Both gubernatorial candidates — Democrat Gavin Newsom and Republican John Cox — have said they support a comprehensive state plan on aging.

Those proposals will have to jockey for money and political will against other demands on the state budget.

“We get a lot of pressure to come with ideas that don’t have a dollar ask,” said Kevin Prindiville, executive director of the advocacy group Justice in Aging. “But we’re going to have to spend some money to solve these bigger problems.”

But there is an upside, said Paul Downey, chief executive of Serving Seniors, a San Diego nonprofit: the large number of people with life experience, expertise and free time to give back to the community in retirement.

“Do we let all of this huge cohort of people falling into that category just retire and go play shuffleboard? They may want to play shuffleboard for the first six months and then get bored,” Downey said.

“The challenge is: How do you use that?” he added. “How do you capture that to better life for everybody?”

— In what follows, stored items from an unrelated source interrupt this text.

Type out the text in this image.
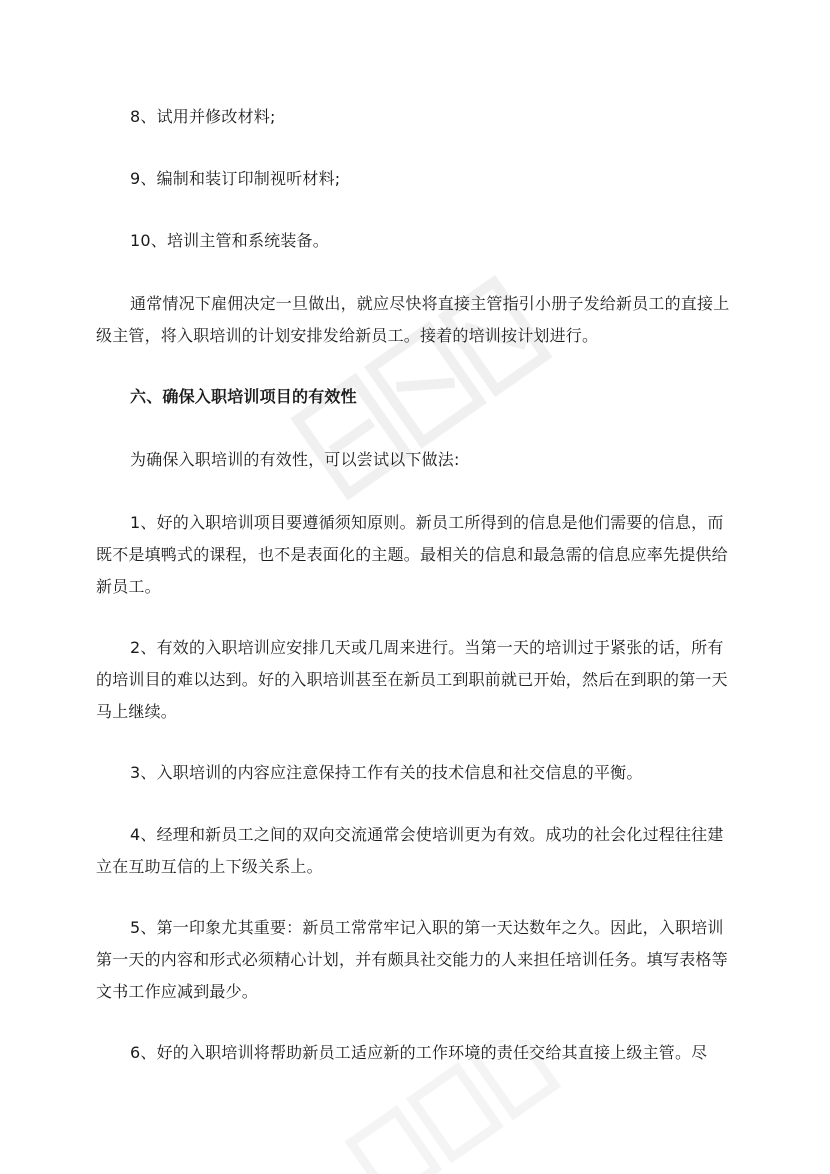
8、试用并修改材料;

9、编制和装订印制视听材料;

10、培训主管和系统装备。

通常情况下雇佣决定一旦做出，就应尽快将直接主管指引小册子发给新员工的直接上级主管，将入职培训的计划安排发给新员工。接着的培训按计划进行。

六、确保入职培训项目的有效性

为确保入职培训的有效性，可以尝试以下做法:

1、好的入职培训项目要遵循须知原则。新员工所得到的信息是他们需要的信息，而既不是填鸭式的课程，也不是表面化的主题。最相关的信息和最急需的信息应率先提供给新员工。

2、有效的入职培训应安排几天或几周来进行。当第一天的培训过于紧张的话，所有的培训目的难以达到。好的入职培训甚至在新员工到职前就已开始，然后在到职的第一天马上继续。

3、入职培训的内容应注意保持工作有关的技术信息和社交信息的平衡。

4、经理和新员工之间的双向交流通常会使培训更为有效。成功的社会化过程往往建立在互助互信的上下级关系上。

5、第一印象尤其重要：新员工常常牢记入职的第一天达数年之久。因此，入职培训第一天的内容和形式必须精心计划，并有颇具社交能力的人来担任培训任务。填写表格等文书工作应减到最少。

6、好的入职培训将帮助新员工适应新的工作环境的责任交给其直接上级主管。尽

Back in Highland Park, Manuel Villanueva’s life revolves around a litany of health problems. Ramon, 69, gets dialysis three times a week and has dementia, while Maria Guadalupe, 65, has diabetes.

Both parents are covered by Medi-Cal, which also pays for Ramon’s transportation to and from dialysis treatments. Villanueva has considered using the state’s paid family leave protections — which apply to caregivers as well as new parents — to aid in attending to his parents, but so far the burden has largely been his own.

It’s enough to test the limits of Villanueva’s mantra.

“Even though I adapted to my reality, I feel very cornered sometimes,” said Villanueva, a 38-year-old labor organizer.

He finds refuge in his bookshelves lined with toys, a reminder of his childhood in Mexico when his father, a life insurance salesman, bought him anything he wanted. Now, it’s his parents who depend on him entirely for money, food and shelter.

“I have a 5-year-old and a teenager in the house,” he said. “The teenager is my mom, and the 5-year-old is my dad.”

Villanueva doesn’t have a plan for if things get worse — it’s hard enough maintaining as is. Maybe one day Ramon will no longer be able to get up the stairs to their second-floor apartment. But if that happens, Villanueva will probably do what he’s done for nearly a decade.

He’ll acknowledge his new reality, and adapt.